Center For Improving Value In Health Care

The Center for Improving Value in Health Care (CIVHC) recently released the Provider Payment Tool, the first health care transparency tool of its kind in Colorado. The tool, based on legislation passed in the 2022 session, shows how payments made to providers vary across the state.

While most other available data, including CIVHC’s Shop or Care tool, provide prices based on hospital and other facility fees and payments, this is the first comprehensive analysis identifying how much Colorado doctors and other providers get paid. The tool includes codes for thousands of services (CPT and HCPS codes) and was developed using claims information in the Colorado All Payer Claims Database (CO APCD).

How it Can Help

Accessing the free tool can help consumers, providers, payers and others understand how payments vary depending on where the service took place, which insurance payer was involved, and the type of doctor who provided the service. For example, the tool shows that statewide, the most common price doctors are paid for removing skin cancer from the facial region (CPT 11642) depends on whether the patient has Medicaid ($174), Medicare ($143), or commercial coverage ($236). It also allows users to see how commercial payments for office visits (CPT 99213) differ for dentists ($80), chiropractors ($71) and physician assistants ($96), and that those statewide payments may differ even more when you look at a specific county in Colorado.

 

The tool also includes a separate anesthesiology payment calculator that factors in a number of unique variables that go into determining payments for anesthesiologists and other anesthesia providers. For example, the tool shows that across the state, commercial payers pay anesthesiologists approximately $702 for a 45-minute hernia repair on a healthy patient, while a non-physician anesthetist under supervision gets paid half that amount ($351).

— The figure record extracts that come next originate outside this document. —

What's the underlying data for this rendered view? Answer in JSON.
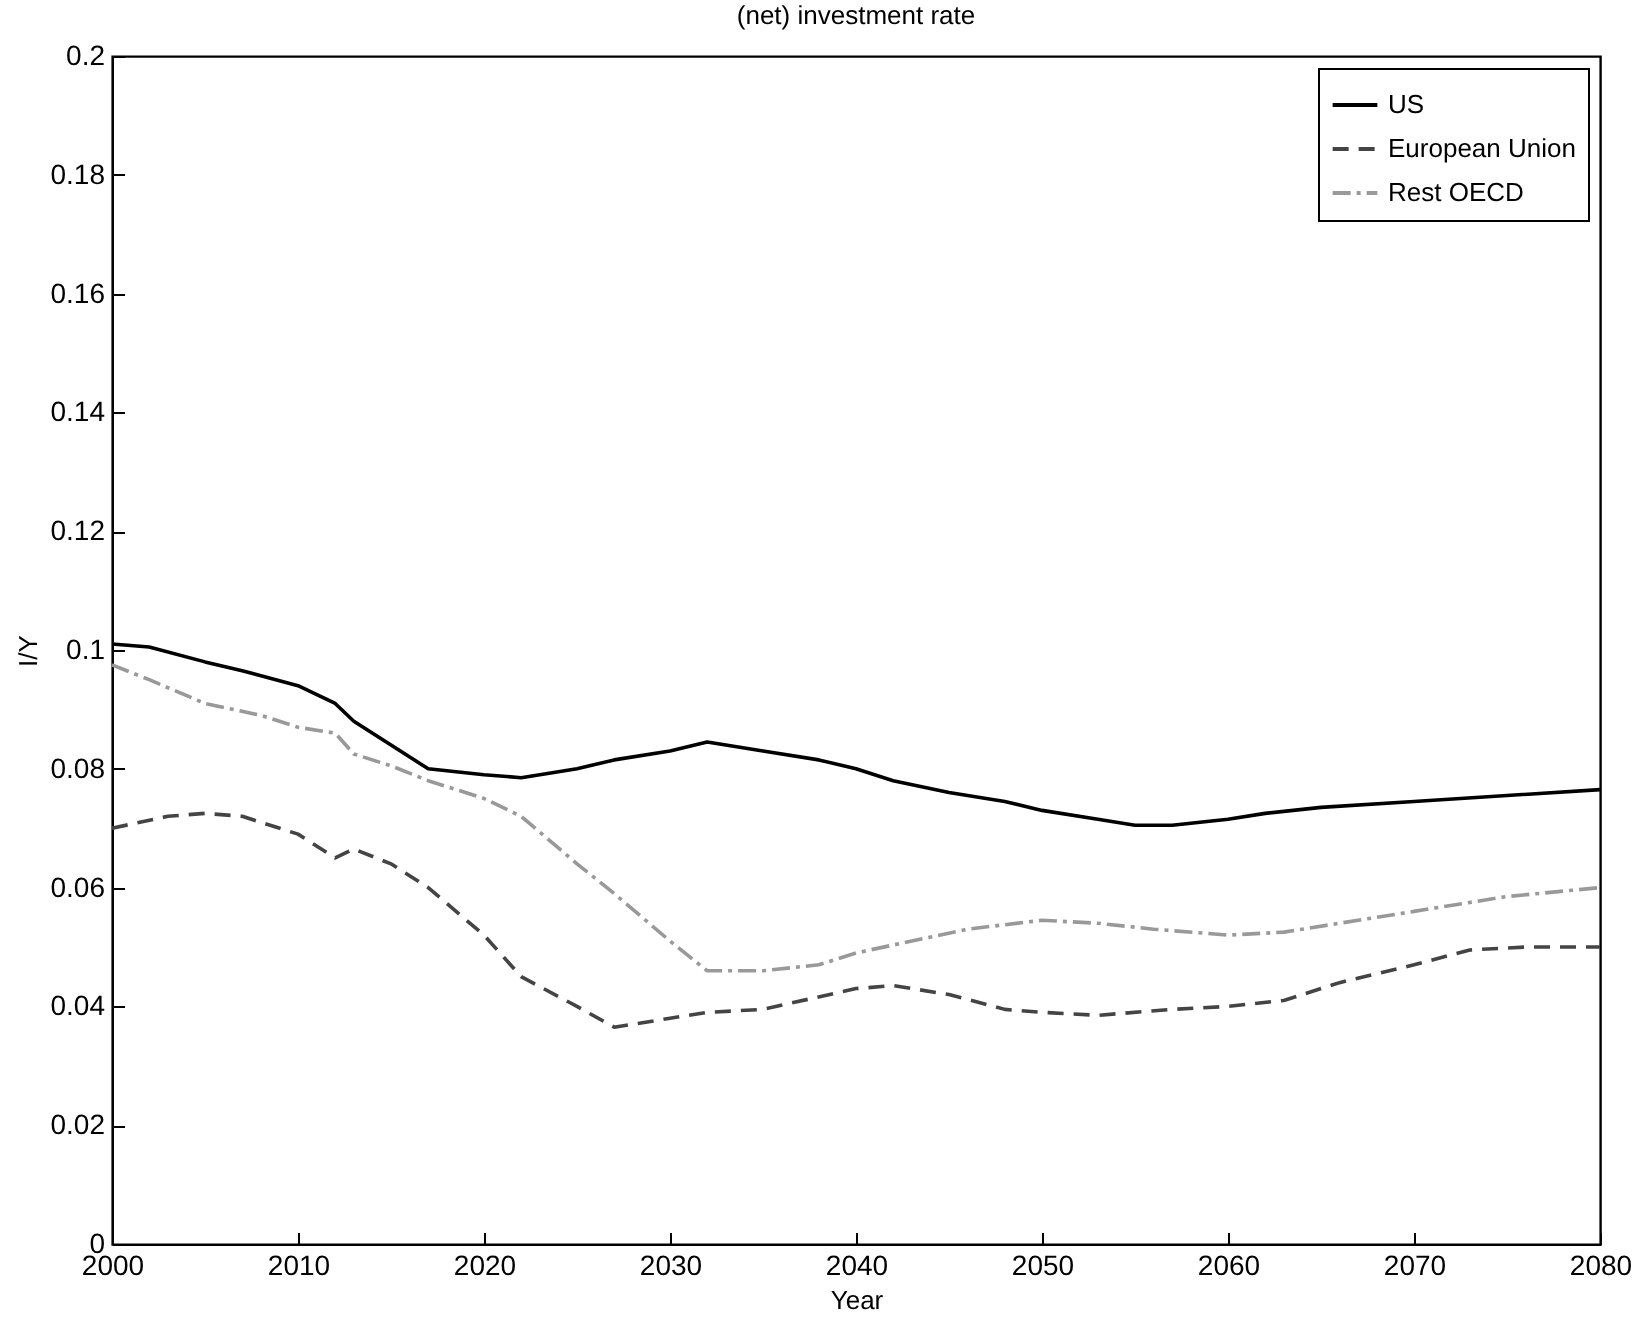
{
  "chart_data": {
    "type": "line",
    "title": "(net) investment rate",
    "xlabel": "Year",
    "ylabel": "I/Y",
    "xlim": [
      2000,
      2080
    ],
    "xticks": [
      2000,
      2010,
      2020,
      2030,
      2040,
      2050,
      2060,
      2070,
      2080
    ],
    "ylim": [
      0,
      0.2
    ],
    "yticks": [
      0,
      0.02,
      0.04,
      0.06,
      0.08,
      0.1,
      0.12,
      0.14,
      0.16,
      0.18,
      0.2
    ],
    "grid": false,
    "legend": "top right",
    "series": [
      {
        "name": "US",
        "color": "#000000",
        "line_style": "solid",
        "x": [
          2000,
          2002,
          2005,
          2007,
          2010,
          2012,
          2013,
          2015,
          2017,
          2020,
          2022,
          2025,
          2027,
          2030,
          2032,
          2035,
          2038,
          2040,
          2042,
          2045,
          2048,
          2050,
          2053,
          2055,
          2057,
          2060,
          2062,
          2065,
          2070,
          2075,
          2080
        ],
        "values": [
          0.101,
          0.1005,
          0.098,
          0.0965,
          0.094,
          0.091,
          0.088,
          0.084,
          0.08,
          0.079,
          0.0785,
          0.08,
          0.0815,
          0.083,
          0.0845,
          0.083,
          0.0815,
          0.08,
          0.078,
          0.076,
          0.0745,
          0.073,
          0.0715,
          0.0705,
          0.0705,
          0.0715,
          0.0725,
          0.0735,
          0.0745,
          0.0755,
          0.0765
        ]
      },
      {
        "name": "European Union",
        "color": "#444444",
        "line_style": "dashed",
        "x": [
          2000,
          2003,
          2005,
          2007,
          2010,
          2012,
          2013,
          2015,
          2017,
          2020,
          2022,
          2025,
          2027,
          2030,
          2032,
          2035,
          2040,
          2042,
          2045,
          2048,
          2050,
          2053,
          2057,
          2060,
          2063,
          2066,
          2070,
          2073,
          2076,
          2080
        ],
        "values": [
          0.07,
          0.072,
          0.0725,
          0.072,
          0.069,
          0.065,
          0.0665,
          0.064,
          0.06,
          0.052,
          0.045,
          0.04,
          0.0365,
          0.038,
          0.039,
          0.0395,
          0.043,
          0.0435,
          0.042,
          0.0395,
          0.039,
          0.0385,
          0.0395,
          0.04,
          0.041,
          0.044,
          0.047,
          0.0495,
          0.05,
          0.05
        ]
      },
      {
        "name": "Rest OECD",
        "color": "#999999",
        "line_style": "dashdot",
        "x": [
          2000,
          2002,
          2005,
          2008,
          2010,
          2012,
          2013,
          2015,
          2017,
          2020,
          2022,
          2025,
          2027,
          2030,
          2032,
          2035,
          2038,
          2040,
          2043,
          2046,
          2050,
          2053,
          2056,
          2060,
          2063,
          2066,
          2070,
          2075,
          2080
        ],
        "values": [
          0.0975,
          0.095,
          0.091,
          0.089,
          0.087,
          0.086,
          0.0825,
          0.0805,
          0.078,
          0.075,
          0.072,
          0.064,
          0.059,
          0.051,
          0.046,
          0.046,
          0.047,
          0.049,
          0.051,
          0.053,
          0.0545,
          0.054,
          0.053,
          0.052,
          0.0525,
          0.054,
          0.056,
          0.0585,
          0.06
        ]
      }
    ]
  }
}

There is often a range of payments that occur for specific services, so the tool shows not only average payments, but the low, mid and high-end range of payments (25th, 50th, 60th and 75th percentiles). All current codes (effective in 2021) with sufficient volume (statewide claim volume of 30 or more) are included, and filters are available to address a number of variables that may impact the payment results:

  • Year: 2018, 2019, 2020 and 2021
  • Payer: Commercial, Medicaid, Medicare Advantage, and Medicare Fee-for-Service
  • Setting: Hospital (inpatient) vs. non-hospital (outpatient)
  • Geography: Statewide, County, or Division of Insurance (DOI) rate setting region
  • Provider Type/Setting: Specialists and Osteopathic Providers, Home Health and Nursing Home, etc.

Price transparency efforts are essential in promoting a more efficient and effective health care system. This public data helps increase transparency and equips payers and providers with information to benchmark their own payments, while helping consumers and employers understand reasonable costs. Additionally, legislators, state agencies and researchers can benefit from this information by better understanding the drivers of payment variation and determining ways to make health care more affordable.

Other Price Transparency Tools and Reports:

  • Shop for Care: A tool that enables consumers, providers and others to compare prices for select “shoppable” health care services and quality information on a named hospital and facility basis.
  • Out-of-Network Report: Created to support Colorado’s No Surprise Billing Act, this report contains allowed amounts for professional and emergency services. It helps users determine payments for out-of-network provider services.